Автор книги: Алла Полянская
Жанр: Литература 19 века, Классика
Возрастные ограничения: +16
сообщить о неприемлемом содержимом
Текущая страница: 3 (всего у книги 23 страниц) [доступный отрывок для чтения: 8 страниц]
Глава IV
Ах, человек – неверный флюгер! Я, кто полон был решимости совершенно оборвать всякую связь со светскою жизнью и благодарил судьбу свою за то, что наконец-то очутился там, где оная практически невероятна, – я, несчастный малодушник, до заката боролся с унынием и одиночеством, но вынужден был сложить оружие; под предлогом допроса касательно потребностей нашего хозяйства я возжелал, чтобы госпожа Дин, принесшая мне ужин, посидела со мною, пока я трапезничаю; я искренне надеялся, что она окажется типической сплетницей и беседой своею либо воскресит меня, либо усыпит.
– Вы немало времени провели в сем доме, – заговорил я. – Шестнадцать лет, если не ошибаюсь?
– Восемнадцать, сэр: я здесь поселилась, когда хозяйка вышла замуж; я ей прислуживала, а как она умерла, хозяин оставил меня в доме экономкой.
– Вот как.
Повисла пауза. Я уже опасался, что к сплетням она не склонна, разве только о собственных своих делах, каковые меня едва ли интересовали. Впрочем, нет: раздумья заволокли ее румяное лицо, и некоторое время она посидела, сложив кулаки на коленях, а затем выпалила:
– Эх, сильно все изменилось с тех пор!
– И в самом деле, – отметил я. – Вы, должно быть, повидали немало перемен?
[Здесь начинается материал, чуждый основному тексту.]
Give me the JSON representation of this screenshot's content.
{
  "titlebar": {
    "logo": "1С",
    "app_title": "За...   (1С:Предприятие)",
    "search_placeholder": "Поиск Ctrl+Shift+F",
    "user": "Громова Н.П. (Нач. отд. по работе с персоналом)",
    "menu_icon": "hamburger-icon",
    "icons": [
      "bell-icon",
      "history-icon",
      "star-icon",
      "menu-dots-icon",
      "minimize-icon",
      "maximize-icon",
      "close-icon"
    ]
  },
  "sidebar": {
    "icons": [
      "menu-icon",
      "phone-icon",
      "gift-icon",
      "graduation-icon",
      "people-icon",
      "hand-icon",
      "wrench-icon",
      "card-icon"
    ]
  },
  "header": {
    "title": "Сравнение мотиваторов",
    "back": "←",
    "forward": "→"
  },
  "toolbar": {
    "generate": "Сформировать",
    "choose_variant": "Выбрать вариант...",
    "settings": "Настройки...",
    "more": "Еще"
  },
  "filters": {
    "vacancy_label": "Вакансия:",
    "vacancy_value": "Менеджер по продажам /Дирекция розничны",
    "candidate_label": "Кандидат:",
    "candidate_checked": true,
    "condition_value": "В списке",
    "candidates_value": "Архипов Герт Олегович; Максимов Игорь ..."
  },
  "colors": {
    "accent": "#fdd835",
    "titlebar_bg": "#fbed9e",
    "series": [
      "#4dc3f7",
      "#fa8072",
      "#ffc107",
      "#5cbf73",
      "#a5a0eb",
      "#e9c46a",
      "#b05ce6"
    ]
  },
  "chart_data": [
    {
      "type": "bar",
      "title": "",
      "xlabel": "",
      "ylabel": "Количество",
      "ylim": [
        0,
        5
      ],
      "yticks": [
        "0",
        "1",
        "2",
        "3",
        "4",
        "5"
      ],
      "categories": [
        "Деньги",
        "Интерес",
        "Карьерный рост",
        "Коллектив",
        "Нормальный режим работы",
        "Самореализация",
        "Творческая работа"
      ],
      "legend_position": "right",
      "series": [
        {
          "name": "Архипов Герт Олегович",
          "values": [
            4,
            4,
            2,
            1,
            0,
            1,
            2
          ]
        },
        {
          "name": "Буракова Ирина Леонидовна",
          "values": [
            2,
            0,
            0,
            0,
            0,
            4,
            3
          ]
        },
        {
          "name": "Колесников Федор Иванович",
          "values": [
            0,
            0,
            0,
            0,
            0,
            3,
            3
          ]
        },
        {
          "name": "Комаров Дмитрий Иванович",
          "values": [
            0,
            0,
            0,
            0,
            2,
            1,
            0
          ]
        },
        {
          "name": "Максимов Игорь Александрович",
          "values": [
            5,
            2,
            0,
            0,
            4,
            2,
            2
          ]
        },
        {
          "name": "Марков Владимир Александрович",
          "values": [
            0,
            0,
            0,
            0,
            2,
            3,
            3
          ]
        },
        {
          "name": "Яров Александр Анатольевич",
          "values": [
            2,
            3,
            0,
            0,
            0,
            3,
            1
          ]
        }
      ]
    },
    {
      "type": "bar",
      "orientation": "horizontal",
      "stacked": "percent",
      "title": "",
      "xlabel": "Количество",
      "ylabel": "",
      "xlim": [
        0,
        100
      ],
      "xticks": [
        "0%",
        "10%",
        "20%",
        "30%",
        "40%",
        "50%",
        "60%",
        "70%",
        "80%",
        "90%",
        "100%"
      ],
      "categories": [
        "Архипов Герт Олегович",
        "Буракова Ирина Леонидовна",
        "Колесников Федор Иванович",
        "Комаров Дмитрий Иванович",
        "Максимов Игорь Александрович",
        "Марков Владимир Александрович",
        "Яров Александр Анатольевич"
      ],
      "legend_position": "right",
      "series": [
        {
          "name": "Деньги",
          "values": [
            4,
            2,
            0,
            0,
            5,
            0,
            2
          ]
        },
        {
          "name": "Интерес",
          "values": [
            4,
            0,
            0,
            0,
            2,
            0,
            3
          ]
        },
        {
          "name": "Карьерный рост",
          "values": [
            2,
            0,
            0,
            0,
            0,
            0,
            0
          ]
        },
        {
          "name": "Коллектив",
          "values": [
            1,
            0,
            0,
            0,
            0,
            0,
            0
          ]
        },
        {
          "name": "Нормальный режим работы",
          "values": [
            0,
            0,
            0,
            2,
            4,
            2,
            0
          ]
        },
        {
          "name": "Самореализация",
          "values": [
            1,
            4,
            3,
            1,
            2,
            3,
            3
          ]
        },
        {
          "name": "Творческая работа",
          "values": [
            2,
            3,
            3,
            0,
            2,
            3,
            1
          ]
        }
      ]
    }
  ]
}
– Да уж; и бед немало, – отвечала она.
«Ага! – подумал я. – Теперь переведем разговор на семейство моего домовладыки. Хорошее начало! И эта юная вдовица – любопытно было бы узнать ее историю. Местная ли она уроженка или, что вероятнее, чужеземка, кою угрюмые indigenae [7]7
Местные (лат.).
[Закрыть] не почитают за свою». С каковым намерением я и спросил госпожу Дин, отчего Хитклифф сдает Скворечный Усад, сам предпочитая обитать в жилище и условиях несравнимо худших.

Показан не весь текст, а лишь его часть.